Court Opinion

ID: 9488862
Source: CourtListenerOpinion
Date Created: 2023-08-05 12:57:44.716606+00
Date Added: 2024-06-11T17:53:08.994942
License: Public Domain

LTJTTIG, Circuit Judge,
concurring in the judgment:
I believe that section 510 of ERISA, 29 U.S.C. § 1140, protects employees only against discriminatory actions that substantially affect the employment relationship, as virtually every court of appeals to consider the scope of this provision has concluded, see, e.g., Haberern v. Kaupp Vascular Surgeons Plan, 24 F.3d 1491, 1502-06 (3d Cir.1994); Deeming v. American Standard Inc., 905 F.2d 1124, 1126-28 (7th Cir.1990); West v. Butler, 621 F.2d 240, 245-46 (6th Cir.1980), and that the cessation of wholly gratuitous benefits is not action that properly may be understood as affecting the employer-employee relationship. This belief, together with the fact that section 510 is modeled after section 8(a)(3) of the National Labor Relations Act, 29 U.S.C. § 158(a)(3), which itself does not prohibit discrimination in gratuities, are sufficient in my mind to justify the majority’s holding that section 510 should not be extended to protect against discrimination with respect to benefits that are wholly gratuitous. For these reasons, I concur in the court’s judgment.
I ascribe no particular significance to the fact that section 8(a)(3) of the National Labor Relations Act includes, but section 510 of ERISA omits, the language “term or condition of employment.” It is evident that section 510 was “modeled” after section 8(a)(3) not in the sense that the actual language was imported into section 510, but rather, only in the sense that Congress wished to achieve in section 510 that which it had achieved in section 8(a)(3), namely, the protection of employees against employer retaliation for the exercise of protected rights.
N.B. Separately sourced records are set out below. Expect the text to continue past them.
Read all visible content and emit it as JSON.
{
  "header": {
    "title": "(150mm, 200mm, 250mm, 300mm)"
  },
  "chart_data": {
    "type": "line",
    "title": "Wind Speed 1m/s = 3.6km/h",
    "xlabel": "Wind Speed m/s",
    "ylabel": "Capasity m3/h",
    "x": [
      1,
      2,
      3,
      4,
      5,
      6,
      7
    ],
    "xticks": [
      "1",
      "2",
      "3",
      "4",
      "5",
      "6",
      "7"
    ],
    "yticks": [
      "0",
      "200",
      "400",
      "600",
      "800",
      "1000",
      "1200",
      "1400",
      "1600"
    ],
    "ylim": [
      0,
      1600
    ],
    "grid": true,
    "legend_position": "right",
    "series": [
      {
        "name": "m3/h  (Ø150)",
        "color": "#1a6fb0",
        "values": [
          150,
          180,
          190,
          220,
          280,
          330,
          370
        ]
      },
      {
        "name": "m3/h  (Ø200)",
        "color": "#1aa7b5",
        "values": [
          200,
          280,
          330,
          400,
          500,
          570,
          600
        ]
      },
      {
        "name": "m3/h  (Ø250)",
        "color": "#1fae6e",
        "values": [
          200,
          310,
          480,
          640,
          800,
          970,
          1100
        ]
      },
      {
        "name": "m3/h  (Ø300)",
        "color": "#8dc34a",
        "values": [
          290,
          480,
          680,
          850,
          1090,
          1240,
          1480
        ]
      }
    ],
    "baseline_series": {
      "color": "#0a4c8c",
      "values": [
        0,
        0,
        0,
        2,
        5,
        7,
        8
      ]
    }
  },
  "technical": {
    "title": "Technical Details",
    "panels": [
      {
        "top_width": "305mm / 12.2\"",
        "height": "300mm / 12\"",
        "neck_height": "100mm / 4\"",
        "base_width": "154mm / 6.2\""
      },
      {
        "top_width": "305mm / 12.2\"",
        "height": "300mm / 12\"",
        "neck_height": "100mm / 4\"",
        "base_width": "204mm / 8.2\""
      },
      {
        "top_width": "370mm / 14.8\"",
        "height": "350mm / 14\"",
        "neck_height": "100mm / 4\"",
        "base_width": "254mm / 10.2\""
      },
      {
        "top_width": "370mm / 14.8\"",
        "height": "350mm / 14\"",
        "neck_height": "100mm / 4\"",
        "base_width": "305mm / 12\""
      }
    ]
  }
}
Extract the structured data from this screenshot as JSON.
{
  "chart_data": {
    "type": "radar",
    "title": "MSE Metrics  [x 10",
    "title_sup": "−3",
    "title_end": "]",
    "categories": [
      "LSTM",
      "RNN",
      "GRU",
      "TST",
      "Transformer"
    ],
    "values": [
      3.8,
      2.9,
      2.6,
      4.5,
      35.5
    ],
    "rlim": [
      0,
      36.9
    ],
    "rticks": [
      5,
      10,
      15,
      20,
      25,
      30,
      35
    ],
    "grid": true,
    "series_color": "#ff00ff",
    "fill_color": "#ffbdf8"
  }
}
Indeed, virtually none of the language used in section 8(a)(3) is actually used in section 510. Thus, this is not the typical circumstance where Congress actually repeated the identical language from an extant statute in order that the subsequently-enacted statute would be identically interpreted, in which event the omission of particular language in the later statute might well be suggestive of a different intent. Here, any negative implication from the absence of any particular language in one of these provisions, and the inclusion of that language in the other, is simply unwarranted.